NAPA 401(k) Summit
Rachel Wilson NAPA
Rachel Wilson speaks at the 2018 NAPA 401(k) Summit

North Korean Hackers Should Keep Wealth Management Firms Up at Night

Morgan Stanley’s head of Cybersecurity for Wealth Management Technology reminded the NAPA 401(k) Summit crowd that state-sponsored crooks are stealing millions.

Any advisor who pictures teenagers in their parents’ basement when they think of computer hackers would be in for a rude awakening, according to a Morgan Stanley cybersecurity expert speaking on Sunday at the National Association of Plan Advisors annual 401(k) summit.

Cybersecurity threats to wealth managers and their clients aren’t are just coming from hobbyists. There are continuous, sophisticated and well-organized attacks on financial services firms by professionals from countries and independent groups alike, said Rachel Wilson, the head of Cybersecurity for Wealth Management Technology, Morgan Stanley. For those reasons and others, cybersecurity is “top of mind” for clients, and wealth managers need to be leery of the threat that has spurred a $90 billion cybersecurity industry, she said.

Wilson shared her perspectives on cybersecurity and the wealth management industry during a keynote presentation to a few hundreds attendees at the NAPA 401(k) Summit in Nashville on Sunday.

She’s been at Morgan Stanley just over a year now. Prior to working for the bank, Wilson spent nearly 15 years with the National Security Agency that included a stint running counter-terrorism operations.

A desire to continue to serve her country in the private sector is what Wilson said drove her to financial services. “This is people life’s work, this is their retirement plan … my job is to protect that legacy,” Wilson said.

Wilson told attendees that three major threats to financial services firms big and small right now are North Korea, hackers working on behalf of criminal organizations with malware and tricks that are difficult to spot.

To help fund itself, North Korea has approximately 6,000 professional hackers who, among other things, are in search of ways to steal money. They don’t just steal cryptocurrencies, either. Wilson said it’s widely believed that North Korea and groups it supports are behind digital bank heists that have successfully stolen millions of dollars from financial institutions, including a $60 million theft from Taiwan’s Far Eastern International Bank in October 2016.

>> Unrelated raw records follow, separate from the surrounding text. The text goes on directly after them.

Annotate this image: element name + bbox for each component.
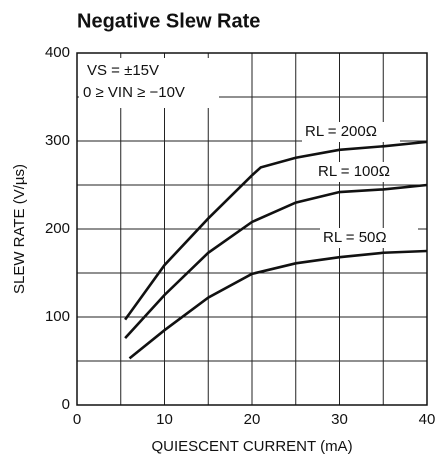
label-bg <box>302 122 400 142</box>
y-tick-label: 0 <box>62 396 70 413</box>
y-tick-label: 200 <box>45 220 70 237</box>
annotation: 0 ≥ VIN ≥ −10V <box>83 84 185 101</box>
series-label: RL = 200Ω <box>305 123 377 140</box>
y-axis-label: SLEW RATE (V/µs) <box>11 164 28 294</box>
y-tick-label: 100 <box>45 308 70 325</box>
x-tick-label: 0 <box>73 411 81 428</box>
series-line <box>128 249 428 360</box>
series-label: RL = 50Ω <box>323 229 387 246</box>
annotation: VS = ±15V <box>87 62 159 79</box>
chart-title: Negative Slew Rate <box>77 10 260 32</box>
x-tick-label: 30 <box>331 411 348 428</box>
label-bg <box>315 162 413 182</box>
x-tick-label: 40 <box>419 411 436 428</box>
y-tick-label: 400 <box>45 44 70 61</box>
series-label: RL = 100Ω <box>318 163 390 180</box>
plot-frame <box>76 52 428 406</box>
series-line <box>124 183 428 339</box>
x-tick-label: 10 <box>156 411 173 428</box>
annotation-box <box>79 58 219 108</box>
y-tick-label: 300 <box>45 132 70 149</box>
label-bg <box>320 228 418 248</box>
series-line <box>124 140 428 321</box>
x-tick-label: 20 <box>244 411 261 428</box>
x-axis-label: QUIESCENT CURRENT (mA) <box>151 438 352 455</box>
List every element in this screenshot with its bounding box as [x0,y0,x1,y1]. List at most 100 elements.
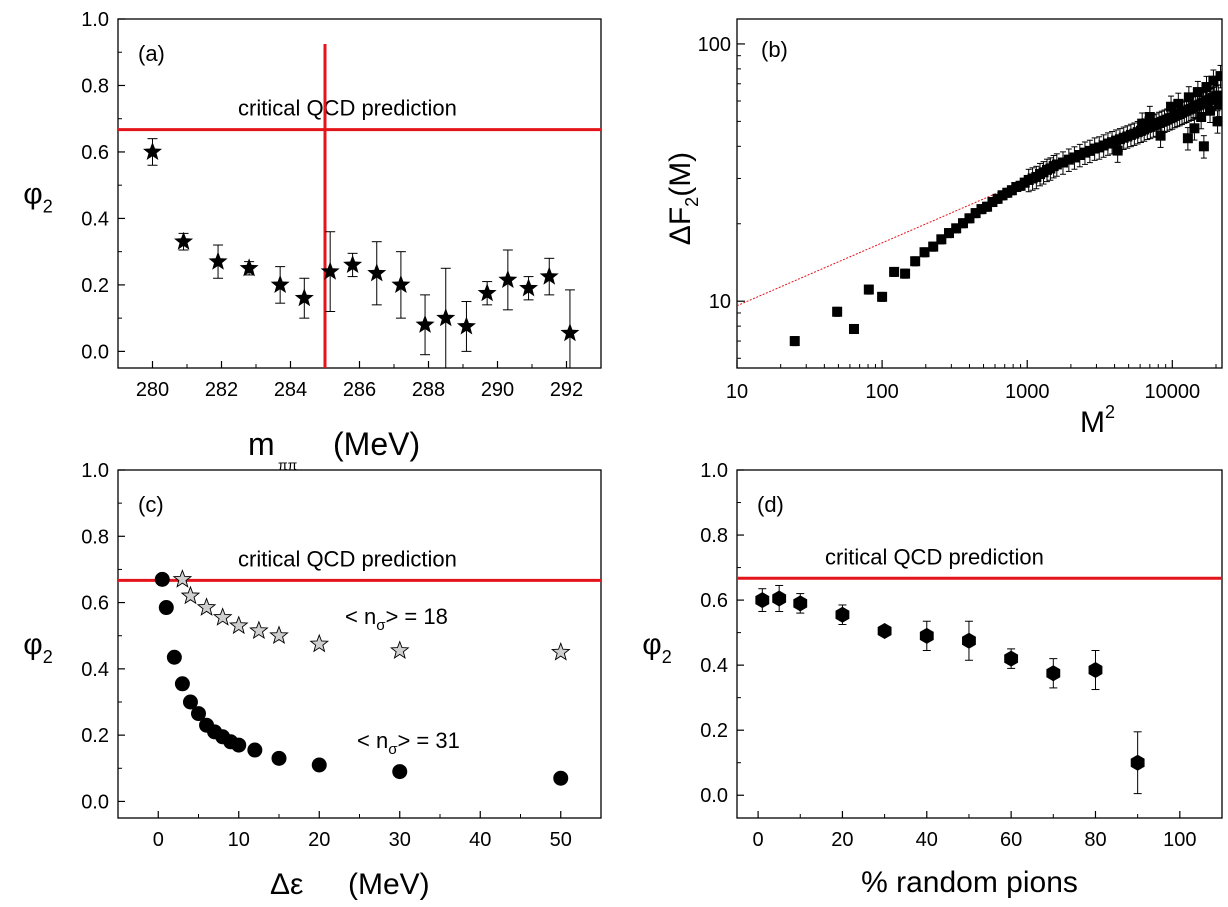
data-points [755,584,1145,795]
critical-qcd-label: critical QCD prediction [238,96,457,121]
x-axis-label-unit: (MeV) [333,426,420,462]
y-tick-label: 0.8 [81,75,109,97]
open-star-marker [196,597,217,616]
square-marker [1183,92,1194,103]
y-tick-label: 1.0 [700,460,728,482]
square-marker [848,323,859,334]
star-marker [498,269,518,289]
hexagon-marker [835,606,850,623]
square-marker [1144,111,1155,122]
x-axis-label-unit: (MeV) [348,868,430,901]
square-marker [1214,99,1222,110]
x-tick-label: 60 [1000,829,1022,851]
open-star-marker [172,569,193,588]
panel-label: (b) [761,37,788,62]
square-marker [1063,154,1074,165]
y-tick-label: 0.0 [81,791,109,813]
x-tick-label: 100 [865,381,898,403]
square-marker [928,241,939,252]
x-axis-label: % random pions [861,866,1078,899]
star-marker [391,274,411,293]
square-marker [964,213,975,224]
x-tick-label: 0 [153,829,164,851]
star-marker [208,251,228,270]
x-tick-label: 30 [389,829,411,851]
plot-frame [736,18,1223,369]
square-marker [1057,157,1068,168]
circle-marker [154,571,170,587]
x-axis-label: m [248,426,275,462]
y-tick-label: 0.4 [81,659,109,681]
star-marker [294,288,314,307]
plot-frame [117,469,602,819]
open-star-marker [269,625,289,645]
star-marker [270,274,290,293]
hexagon-marker [1130,754,1145,771]
square-marker [1198,141,1209,152]
y-tick-label: 0.4 [81,208,109,230]
y-axis-label: φ2 [642,628,671,667]
plot-frame [736,469,1223,819]
square-marker [832,306,843,317]
x-tick-label: 10000 [1145,381,1201,403]
square-marker [987,196,998,207]
y-axis-label: φ2 [23,178,52,217]
critical-qcd-label: critical QCD prediction [238,546,457,571]
square-marker [1196,111,1207,122]
star-marker [539,266,559,285]
x-tick-label: 284 [274,379,307,401]
panel-b: 10 100 1000 10000 10 100 (b) ΔF2(M) M2 [664,18,1223,439]
hexagon-marker [755,592,770,609]
square-marker [958,218,969,229]
star-marker [477,283,497,302]
square-marker [1182,133,1193,144]
y-tick-label: 0.0 [700,785,728,807]
square-marker [936,234,947,245]
square-marker [910,256,921,267]
square-marker [1155,130,1166,141]
open-star-marker [212,607,233,626]
square-marker [976,204,987,215]
square-marker [1074,150,1085,161]
x-tick-label: 290 [481,379,514,401]
circle-marker [271,750,287,766]
star-marker [456,316,476,335]
y-tick-label: 0.2 [81,275,109,297]
circle-marker [166,649,182,665]
power-law-fit-line [737,95,1222,307]
square-marker [863,284,874,295]
circle-marker [247,742,263,758]
y-axis-label: ΔF2(M) [664,152,702,245]
square-marker [900,268,911,279]
x-tick-label: 100 [1163,829,1196,851]
star-marker [239,258,259,277]
hexagon-marker [1046,665,1061,682]
square-marker [889,266,900,277]
square-marker [1173,98,1184,109]
square-marker [943,228,954,239]
open-star-marker [389,640,410,659]
square-marker [970,208,981,219]
square-marker [951,223,962,234]
y-tick-label: 0.8 [700,525,728,547]
hexagon-marker [772,590,787,607]
annotation-n18: < nσ> = 18 [345,604,448,634]
x-tick-label: 80 [1084,829,1106,851]
circle-marker [174,676,190,692]
square-marker [789,336,800,347]
y-tick-label: 0.6 [700,590,728,612]
circle-marker [392,764,408,780]
panel-label: (c) [138,492,164,517]
y-tick-label: 1.0 [81,9,109,31]
star-marker [519,278,539,297]
square-marker [982,201,993,212]
x-tick-label: 0 [753,829,764,851]
square-marker [1166,101,1177,112]
panel-a: 280 282 284 286 288 290 292 0.0 0.2 0.4 0.6 0.8 1.0 (… [23,9,602,473]
panel-label: (d) [757,492,784,517]
y-tick-label: 0.6 [81,142,109,164]
star-marker [142,141,163,161]
square-marker [1208,75,1219,86]
square-marker [1201,82,1212,93]
critical-qcd-label: critical QCD prediction [825,544,1044,569]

“Sometime these are just like bank robberies except they don’t need the guns or the masks,” Wilson said.

State-sponsored attacks are the only ones that are severe. Wilson said the hackers working for governments like North Korea’s aren’t paid a lot of money, so on nights and weekends they offer themselves as for-hire mercenaries on the dark web, stealing information or creating software for other hackers to use.

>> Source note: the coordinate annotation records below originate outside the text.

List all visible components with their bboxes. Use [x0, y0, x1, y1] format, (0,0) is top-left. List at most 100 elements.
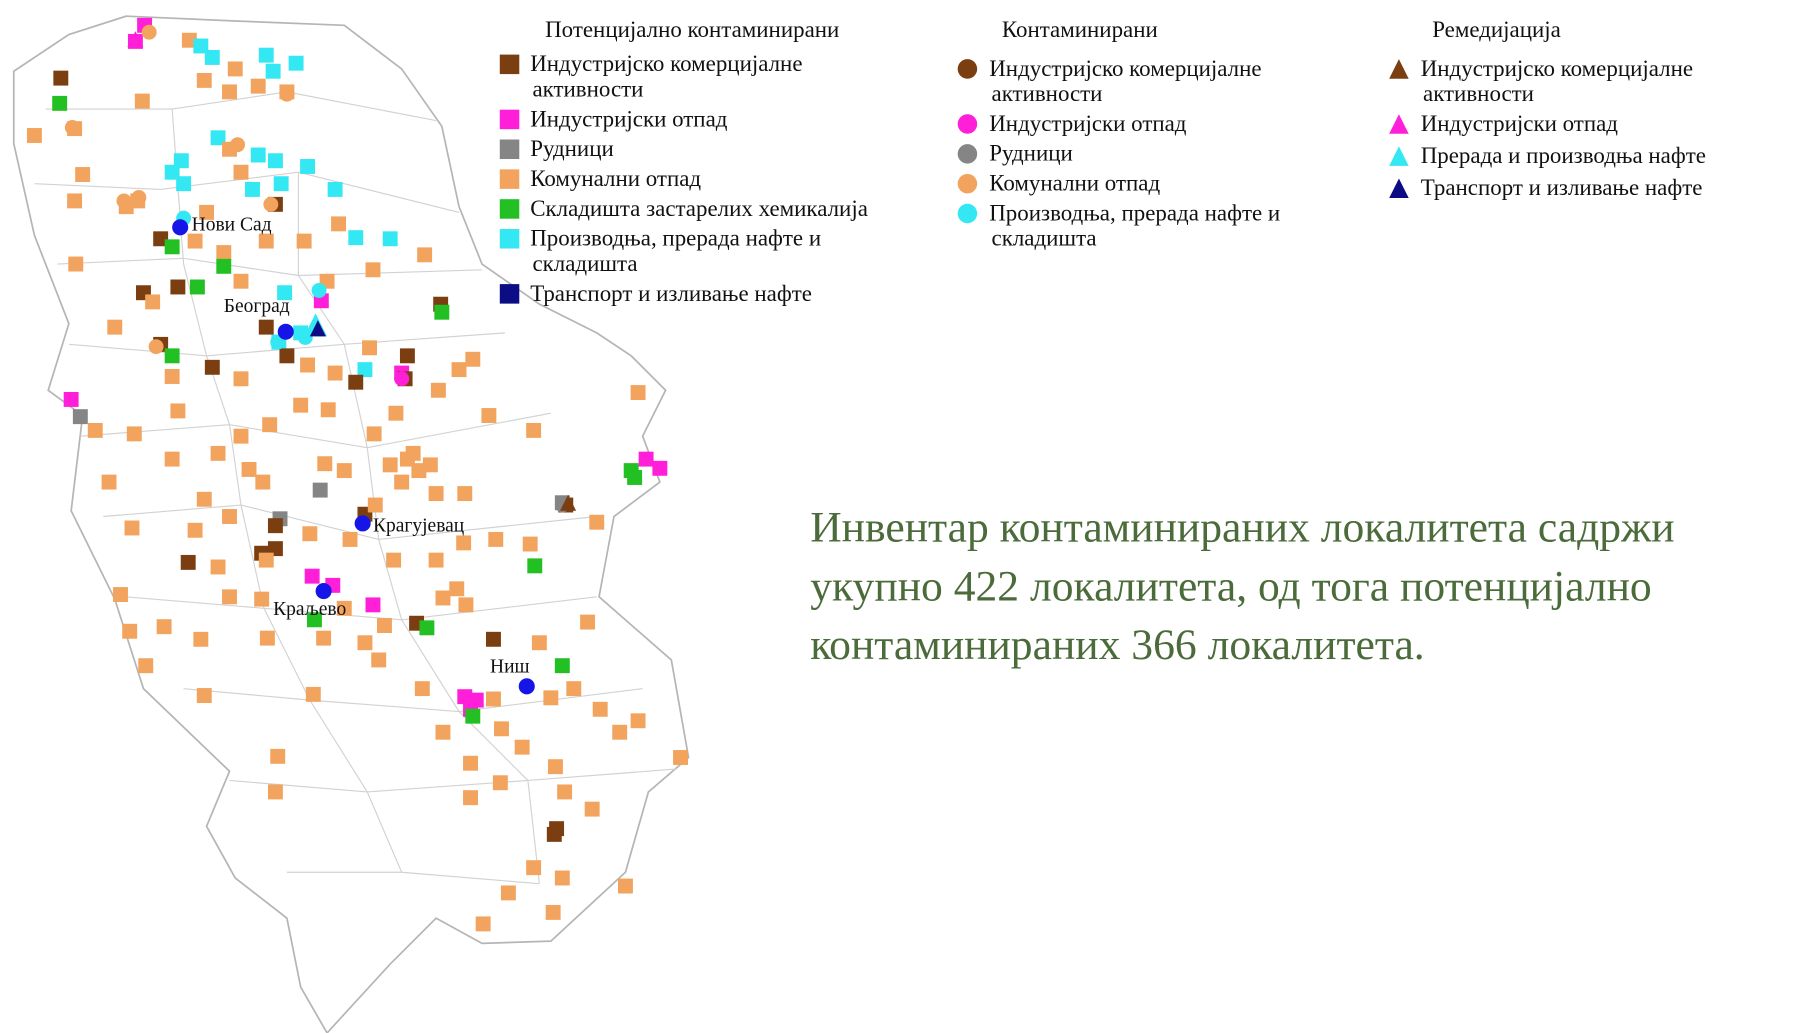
legend-label: активности	[532, 76, 643, 101]
marker-square	[156, 619, 172, 635]
marker-square	[250, 147, 266, 163]
city-dot	[172, 219, 189, 236]
marker-circle	[116, 193, 132, 209]
city-label: Београд	[224, 296, 290, 317]
marker-square	[305, 686, 321, 702]
marker-square	[164, 348, 180, 364]
marker-square	[457, 689, 473, 705]
marker-square	[164, 164, 180, 180]
marker-square	[546, 826, 562, 842]
marker-circle	[230, 137, 246, 153]
marker-square	[267, 518, 283, 534]
marker-square	[187, 522, 203, 538]
city-dot	[518, 678, 535, 695]
marker-square	[196, 491, 212, 507]
marker-square	[465, 708, 481, 724]
marker-square	[376, 618, 392, 633]
legend-label: Индустријски отпад	[989, 111, 1187, 136]
marker-square	[488, 531, 504, 547]
marker-square	[430, 382, 446, 398]
marker-square	[199, 204, 215, 220]
marker-square	[617, 878, 633, 894]
marker-square	[233, 428, 249, 444]
marker-square	[411, 463, 427, 479]
marker-square	[557, 784, 573, 800]
marker-square	[365, 597, 381, 613]
marker-circle	[957, 114, 978, 134]
marker-square	[435, 724, 451, 740]
marker-square	[204, 359, 220, 375]
marker-square	[300, 159, 316, 174]
marker-square	[258, 47, 274, 63]
legend-title: Потенцијално контаминирани	[545, 17, 839, 42]
marker-square	[630, 385, 646, 401]
marker-square	[449, 581, 465, 597]
marker-square	[270, 748, 286, 764]
legend-label: Комунални отпад	[989, 171, 1160, 196]
marker-square	[320, 402, 336, 418]
marker-square	[526, 422, 542, 438]
summary-line: контаминираних 366 локалитета.	[810, 621, 1425, 669]
marker-square	[612, 724, 628, 740]
site-markers	[26, 17, 688, 932]
legend-label: Индустријско комерцијалне	[1421, 56, 1693, 81]
marker-square	[304, 568, 320, 584]
legend-label: Прерада и производња нафте	[1421, 143, 1706, 168]
marker-square	[180, 554, 196, 570]
legend: Потенцијално контаминирани Индустријско к…	[499, 17, 1706, 306]
marker-square	[189, 279, 205, 295]
marker-square	[526, 860, 542, 876]
marker-square	[499, 169, 520, 189]
marker-square	[126, 426, 142, 442]
marker-square	[267, 784, 283, 800]
marker-square	[457, 486, 473, 502]
marker-square	[475, 916, 491, 932]
country-outline	[12, 15, 690, 1033]
marker-square	[273, 176, 289, 192]
marker-square	[216, 258, 232, 274]
marker-square	[204, 49, 220, 65]
marker-square	[222, 589, 237, 605]
marker-square	[241, 461, 257, 477]
city-label: Крагујевац	[373, 515, 464, 536]
marker-square	[434, 304, 450, 320]
marker-square	[245, 181, 260, 197]
marker-square	[451, 362, 467, 378]
marker-square	[382, 231, 398, 247]
marker-square	[72, 409, 88, 425]
marker-square	[371, 652, 387, 668]
marker-square	[75, 167, 91, 182]
marker-square	[173, 153, 189, 169]
marker-square	[417, 247, 433, 263]
marker-square	[428, 486, 444, 502]
marker-square	[265, 63, 281, 79]
marker-triangle	[309, 320, 326, 337]
marker-square	[302, 526, 318, 542]
marker-square	[293, 397, 309, 413]
marker-square	[435, 590, 451, 606]
marker-square	[580, 614, 596, 630]
marker-square	[63, 391, 79, 407]
marker-square	[187, 233, 203, 249]
marker-circle	[957, 144, 978, 164]
marker-triangle	[560, 494, 577, 511]
city-dot	[315, 583, 332, 600]
marker-square	[627, 470, 643, 485]
marker-square	[316, 630, 332, 646]
marker-square	[233, 164, 249, 180]
marker-square	[331, 216, 347, 232]
marker-circle	[141, 24, 157, 40]
marker-square	[222, 509, 237, 524]
legend-label: активности	[992, 81, 1103, 106]
marker-square	[181, 32, 197, 48]
marker-square	[210, 559, 226, 575]
marker-square	[258, 233, 274, 249]
marker-circle	[957, 203, 978, 224]
marker-square	[494, 721, 509, 737]
marker-circle	[311, 282, 327, 298]
legend-label: Рудници	[530, 136, 614, 161]
marker-circle	[957, 59, 978, 79]
legend-label: Комунални отпад	[530, 166, 701, 191]
marker-square	[306, 612, 322, 628]
marker-square	[584, 801, 600, 817]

Some hackers have intentions beyond monetary gain, too. So-called “hacktivists” use their software skills to support causes they believe in and financial services firms just land in their sights. Wilson said Canadian banks are constantly threatened because they work with and capitalize Canada’s prominent oil and gas industry, which hacktivists might oppose.

It’s safe to say few financial advisors have the cybersecurity expertise Wilson has, which is why banks hire people like her. But Wilson said she and her team can only do so much—that advisors and employees are the “weakest link in the chain.”

“Eighty percent of this is making sure your IT departments are doing the right things, and they know how to do that,” Wilson said.

What might seem like mundane tasks—downloading software patches, good password habits and even separating personal and business hardware—are critical to making sure any advisory business and its clients are safe.

Wilson keeps her personal and her work devices separate and said advisors should consider doing the same, so that they aren’t on websites or entering information on one that could be used to compromise the other.

She also recommended that everyone use virtual private networks (VPNs) and avoid public power cord stations and reject offers from rideshare service drivers to charge your phone in their vehicle, which could give someone access to your phone.